Other variations of casting processes include rapid prototyping, centrifugal casting, continuous casting and processes in which a semi-solid metal billet is squeezed into the mould or die, e.g. rheocasting and thixoforming.

The choice of process is determined by the number of components required, the metal alloy to be cast, the price per part and properties such as surface finish, strength etc.

The industry also uses additive manufacturing techniques to produces patterns and moulds to enable rapid prototyping and for design flexibility.

Applications of Castings

The single bigggest use for cast metals components is in the automotive industry as engine blocks, crankshafts, wheels and turbochargers and many more. They are also used in telecommunications (as mobile phone casings) in the aerospace and rail industries, in the oil, gas and chemical industries (as pumps, valves and pipes) and as tools and machines for other industries, such as steel and paper rolling plant. Castings can weigh as little as a few grammes to several hundred tonnes.

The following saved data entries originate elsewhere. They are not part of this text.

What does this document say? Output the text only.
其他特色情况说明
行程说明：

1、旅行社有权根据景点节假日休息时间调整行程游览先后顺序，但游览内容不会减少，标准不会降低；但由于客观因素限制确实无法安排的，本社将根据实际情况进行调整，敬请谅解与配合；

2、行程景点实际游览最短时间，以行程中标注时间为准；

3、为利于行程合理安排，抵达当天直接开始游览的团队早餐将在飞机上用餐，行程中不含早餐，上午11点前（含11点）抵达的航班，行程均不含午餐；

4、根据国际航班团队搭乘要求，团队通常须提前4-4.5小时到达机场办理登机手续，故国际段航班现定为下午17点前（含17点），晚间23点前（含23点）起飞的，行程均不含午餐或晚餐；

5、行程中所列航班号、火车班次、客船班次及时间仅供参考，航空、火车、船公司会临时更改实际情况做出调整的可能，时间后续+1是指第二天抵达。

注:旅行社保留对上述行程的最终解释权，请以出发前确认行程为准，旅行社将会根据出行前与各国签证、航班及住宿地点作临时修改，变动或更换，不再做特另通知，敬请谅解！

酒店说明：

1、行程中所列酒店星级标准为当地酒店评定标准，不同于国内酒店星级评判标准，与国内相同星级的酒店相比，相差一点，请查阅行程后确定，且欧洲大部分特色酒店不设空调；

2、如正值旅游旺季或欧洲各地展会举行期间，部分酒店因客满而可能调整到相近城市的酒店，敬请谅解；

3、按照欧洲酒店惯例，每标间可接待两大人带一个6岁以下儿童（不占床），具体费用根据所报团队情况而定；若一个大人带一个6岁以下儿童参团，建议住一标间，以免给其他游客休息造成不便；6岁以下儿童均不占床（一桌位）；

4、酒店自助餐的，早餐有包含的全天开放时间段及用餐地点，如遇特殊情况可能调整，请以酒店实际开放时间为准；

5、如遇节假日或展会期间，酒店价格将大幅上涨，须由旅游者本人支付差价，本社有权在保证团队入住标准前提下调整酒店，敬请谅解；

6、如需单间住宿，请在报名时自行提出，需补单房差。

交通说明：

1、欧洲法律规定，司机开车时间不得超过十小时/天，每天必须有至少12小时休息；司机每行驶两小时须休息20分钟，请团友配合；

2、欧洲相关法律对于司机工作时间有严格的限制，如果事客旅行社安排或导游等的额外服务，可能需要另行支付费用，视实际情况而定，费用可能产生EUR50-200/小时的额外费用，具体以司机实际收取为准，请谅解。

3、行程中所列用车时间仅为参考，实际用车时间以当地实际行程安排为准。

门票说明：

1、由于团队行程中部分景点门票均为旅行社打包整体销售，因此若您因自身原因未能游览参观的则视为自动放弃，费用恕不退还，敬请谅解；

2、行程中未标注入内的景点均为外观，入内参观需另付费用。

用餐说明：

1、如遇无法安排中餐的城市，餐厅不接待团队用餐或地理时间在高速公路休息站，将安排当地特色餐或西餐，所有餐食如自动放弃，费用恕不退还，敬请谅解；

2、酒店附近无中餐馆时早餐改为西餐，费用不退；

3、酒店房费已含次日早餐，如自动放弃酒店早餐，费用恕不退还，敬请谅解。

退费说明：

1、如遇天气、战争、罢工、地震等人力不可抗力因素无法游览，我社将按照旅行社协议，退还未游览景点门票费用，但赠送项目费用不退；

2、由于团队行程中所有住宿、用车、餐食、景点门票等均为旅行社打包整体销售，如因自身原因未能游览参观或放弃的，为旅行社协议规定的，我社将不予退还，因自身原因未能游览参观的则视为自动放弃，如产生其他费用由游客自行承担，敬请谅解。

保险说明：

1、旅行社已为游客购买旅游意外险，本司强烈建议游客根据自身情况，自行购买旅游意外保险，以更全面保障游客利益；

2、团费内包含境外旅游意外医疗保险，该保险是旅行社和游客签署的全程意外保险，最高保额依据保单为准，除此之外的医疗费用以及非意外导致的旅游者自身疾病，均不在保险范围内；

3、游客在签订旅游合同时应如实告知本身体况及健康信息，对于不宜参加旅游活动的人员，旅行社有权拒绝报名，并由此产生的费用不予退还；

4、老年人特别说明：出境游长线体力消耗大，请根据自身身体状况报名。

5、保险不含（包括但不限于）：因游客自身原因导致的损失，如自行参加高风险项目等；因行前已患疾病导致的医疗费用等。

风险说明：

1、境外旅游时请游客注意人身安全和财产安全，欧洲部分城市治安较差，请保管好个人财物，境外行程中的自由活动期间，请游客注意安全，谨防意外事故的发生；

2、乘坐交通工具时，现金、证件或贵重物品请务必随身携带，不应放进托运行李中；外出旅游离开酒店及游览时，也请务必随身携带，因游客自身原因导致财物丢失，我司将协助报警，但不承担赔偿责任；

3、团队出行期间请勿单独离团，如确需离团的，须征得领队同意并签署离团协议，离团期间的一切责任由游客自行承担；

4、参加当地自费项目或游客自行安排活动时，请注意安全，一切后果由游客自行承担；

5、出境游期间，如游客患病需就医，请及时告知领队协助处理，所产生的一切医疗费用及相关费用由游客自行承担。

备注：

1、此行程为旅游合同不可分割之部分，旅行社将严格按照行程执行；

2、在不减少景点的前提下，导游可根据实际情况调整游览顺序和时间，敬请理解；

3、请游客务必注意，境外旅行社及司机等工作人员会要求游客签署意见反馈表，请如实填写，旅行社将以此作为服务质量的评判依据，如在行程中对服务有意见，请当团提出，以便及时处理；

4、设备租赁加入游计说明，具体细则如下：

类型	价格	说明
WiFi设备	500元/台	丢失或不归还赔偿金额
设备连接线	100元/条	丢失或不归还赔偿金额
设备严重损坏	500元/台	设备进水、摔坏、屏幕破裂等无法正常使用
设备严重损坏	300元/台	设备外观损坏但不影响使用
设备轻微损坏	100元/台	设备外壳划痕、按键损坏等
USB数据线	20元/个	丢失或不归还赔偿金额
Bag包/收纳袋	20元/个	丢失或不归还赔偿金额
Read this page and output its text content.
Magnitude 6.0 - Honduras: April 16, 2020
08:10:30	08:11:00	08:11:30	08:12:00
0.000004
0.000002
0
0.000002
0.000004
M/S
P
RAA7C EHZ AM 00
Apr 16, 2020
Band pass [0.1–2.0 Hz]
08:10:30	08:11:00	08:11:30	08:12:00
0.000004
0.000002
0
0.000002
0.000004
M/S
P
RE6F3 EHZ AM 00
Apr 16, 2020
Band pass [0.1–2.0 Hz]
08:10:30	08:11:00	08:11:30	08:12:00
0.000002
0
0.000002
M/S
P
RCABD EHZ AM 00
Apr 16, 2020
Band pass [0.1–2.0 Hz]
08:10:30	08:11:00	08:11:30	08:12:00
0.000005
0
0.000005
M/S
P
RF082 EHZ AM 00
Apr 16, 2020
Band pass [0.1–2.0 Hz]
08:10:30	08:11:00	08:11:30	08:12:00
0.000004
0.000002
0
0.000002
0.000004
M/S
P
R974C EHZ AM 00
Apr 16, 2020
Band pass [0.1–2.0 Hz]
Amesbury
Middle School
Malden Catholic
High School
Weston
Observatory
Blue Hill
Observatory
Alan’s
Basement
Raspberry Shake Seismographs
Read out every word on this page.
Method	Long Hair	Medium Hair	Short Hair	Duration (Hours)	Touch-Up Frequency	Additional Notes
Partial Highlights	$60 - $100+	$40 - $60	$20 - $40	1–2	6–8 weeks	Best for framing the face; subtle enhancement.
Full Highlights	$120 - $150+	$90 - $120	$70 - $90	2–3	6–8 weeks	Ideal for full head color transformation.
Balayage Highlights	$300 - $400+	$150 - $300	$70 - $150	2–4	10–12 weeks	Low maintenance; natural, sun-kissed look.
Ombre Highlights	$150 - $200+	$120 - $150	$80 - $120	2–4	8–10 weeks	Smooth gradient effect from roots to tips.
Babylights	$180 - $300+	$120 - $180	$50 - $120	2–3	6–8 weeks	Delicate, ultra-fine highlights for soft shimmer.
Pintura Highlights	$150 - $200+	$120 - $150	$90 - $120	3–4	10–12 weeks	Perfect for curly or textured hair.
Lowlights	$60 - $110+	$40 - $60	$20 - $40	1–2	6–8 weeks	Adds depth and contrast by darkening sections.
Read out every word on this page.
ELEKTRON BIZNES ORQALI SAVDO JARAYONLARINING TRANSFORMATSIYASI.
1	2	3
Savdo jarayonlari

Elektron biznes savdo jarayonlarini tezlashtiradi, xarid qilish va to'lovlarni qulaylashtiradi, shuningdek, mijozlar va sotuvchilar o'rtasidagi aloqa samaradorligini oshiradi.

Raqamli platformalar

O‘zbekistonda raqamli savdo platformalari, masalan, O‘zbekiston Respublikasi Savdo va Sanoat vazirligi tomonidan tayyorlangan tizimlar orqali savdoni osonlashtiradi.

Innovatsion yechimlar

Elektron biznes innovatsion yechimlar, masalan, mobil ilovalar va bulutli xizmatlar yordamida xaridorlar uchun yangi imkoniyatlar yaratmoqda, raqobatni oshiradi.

The industry therefore has to ensure that it has sufficient numbers of competent engineers and skilled people who are able to understand the requirements of other manufacturers.

The Global Industry

More than 100 million tonnes of castings are produced globally each year – demand is continuing to grow.

In the UK there are around 18 thousand people directly employed in the castings industry and a further 6 thousand employed in the large supplier industry, supplying alloys, materials, design, die/pattern-making and finishing processes.

The industry has invested heavily in recent years to reduce costs, to increase productivity and to meet the current environmental legislation. Many of the newer operations have high environmental standards and use the most advanced technology.